A sentence imposed on a person for conviction of an offense shall, unless the court imposing such sentence expressly provides otherwise, run consecutively to any other sentence imposed on such person for conviction of an offense, whether or not the offense (1) arises out of another transaction, or (2) arises out of the same transaction and requires proof of a fact which the other does not. The Supreme Court has interpreted D.C.Code

§ 23-112 to incorporate the Blockburger rule. Whalen v. United States, 445 U.S. 684, 688, 100 S. Ct. 1432, 1435, 63 L. Ed. 2d 715 (1980).

[3] This evidence context analysis, or inherent relationship test has recently come under attack in our jurisdiction. In Schmuck v. United States, 489 U.S. 705, 109 S. Ct. 1443, 1450-53, 103 L. Ed. 2d 734 (1989), the United States Supreme Court rejected a fact based, inherent relationship analysis and specifically adopted the traditional elements approach. This test compares the elements of the offenses in question and requires a lesser-included offense be such that "it is impossible to commit the greater without first having committed the lesser." Schmuck, supra, 109 S.Ct. at 1452 (citations omitted).

[4] The government argues that the assault at the door was greater than necessary to effect the armed robbery and therefore should not be considered part of the armed robbery. It is unclear whether the government means that the degree of force exerted determines merger or that appellant did not have to actually hit the complainant with the pipe to be guilty of armed robbery. This argument is not convincing. Absent intent to kill, the degree of the assault is irrelevant. As long as it was committed for the purpose of effecting the robbery, the assault must merge. Furthermore, although it is true that the actual assault with the pipe was not necessary to prove armed robbery, neither was it necessary to prove assault with a dangerous weapon. Williamson v. United States, 445 A.2d 975, 978 (D.C.1982).

The government also implies that other assaults occurred once appellant was inside the apartment because Mr. Delaney was tied up and the steel pipe was taken into the apartment. There is no evidence on the record that Mr. Delaney was subsequently beaten with the pipe.
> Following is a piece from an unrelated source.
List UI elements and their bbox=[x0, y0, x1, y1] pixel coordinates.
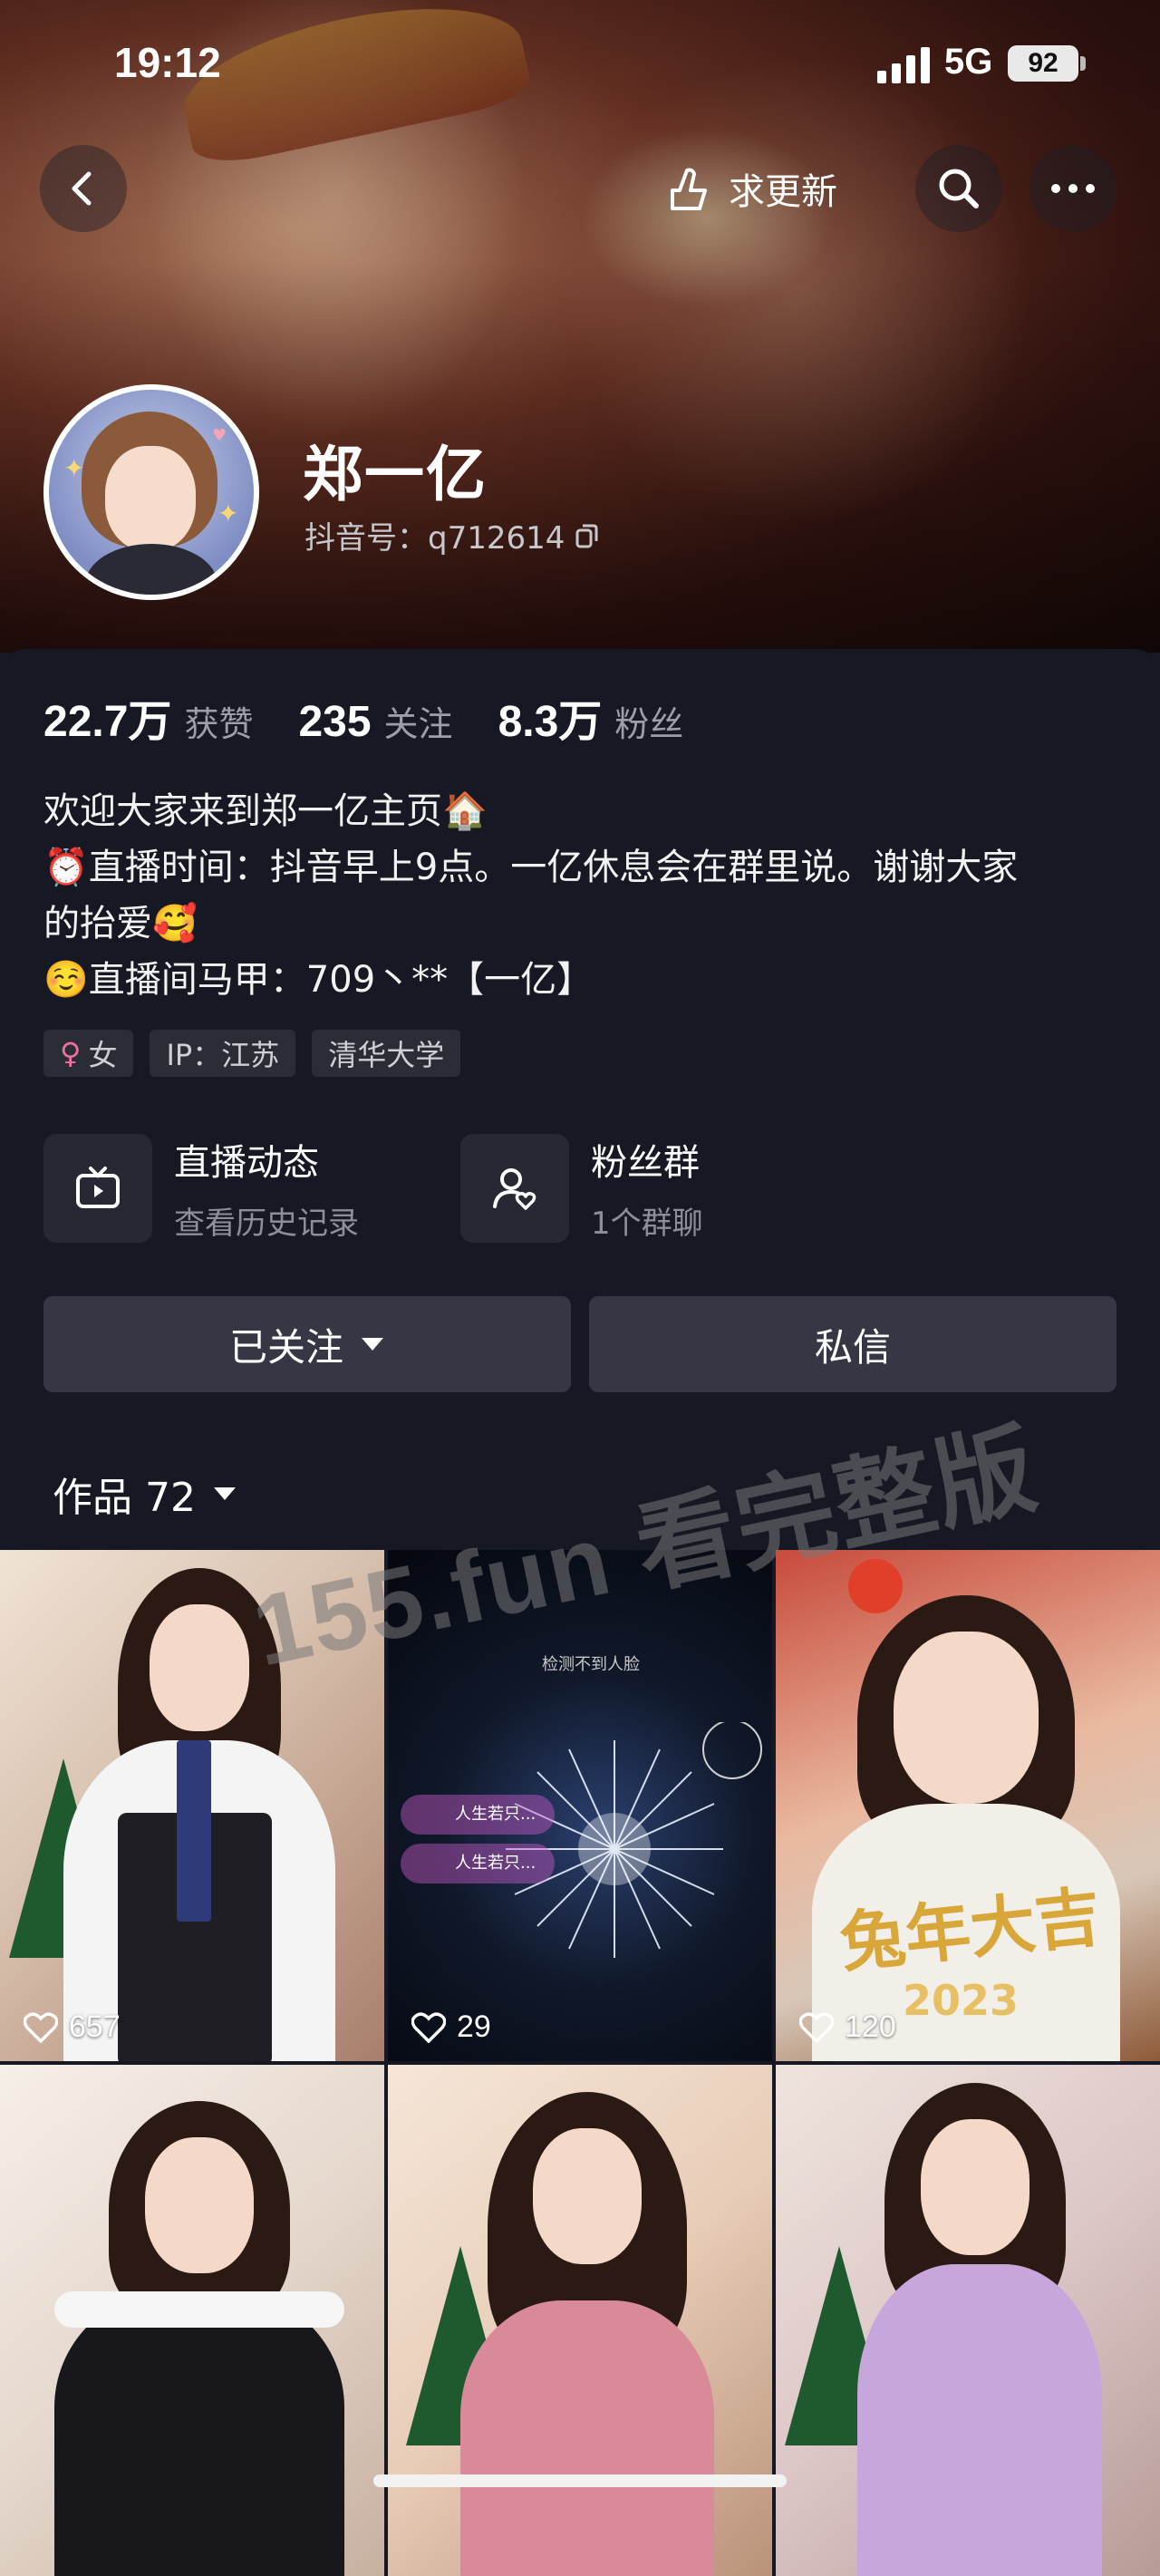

If tying him up and placing him in the bathtub constituted an assault, it was also done in order to effect the robbery and must also merge.

[5] Because the elements of burglary and assault with a dangerous weapon each require proof of a fact that the other does not, under Blockburger, they would not merge and the ADW conviction would stand.

[6] The elements of first-degree burglary are:

1. The defendant broke and entered, or entered without breaking, a dwelling or room of another used as a sleeping apartment;

2. At the time of the entry any part of the dwelling ... was occupied; and

3. At the time of the entry, the defendant had the specific intent to [commit a criminal offense therein].

Criminal Jury Instructions for the District of Columbia, No. 4.42 (3d ed. 1978).

[7] See Floyd v. United, 538 A.2d 248, 250 (D.C. 1988) (citing Taylor for the proposition that convictions for armed robbery and assault with intent to kill while armed arising from a single transaction do not merge).

[8] In Floyd, appellant assaulted the victim, beating, punching, and kicking him and finally knocking him unconscious by hitting him over the head with a beer bottle, then robbing him. Floyd, supra, 538 A.2d at 249. Applying Blockburger, Floyd held that robbery and assault with a dangerous weapon are not the same offense for double jeopardy purposes because each requires proof of a fact the other does not. Id.

[9] See Floyd v. United States, supra, 538 A.2d at 249 n. 2 (stating "[w]e assume for present purposes that we are dealing with a single transaction, rather than distinct events").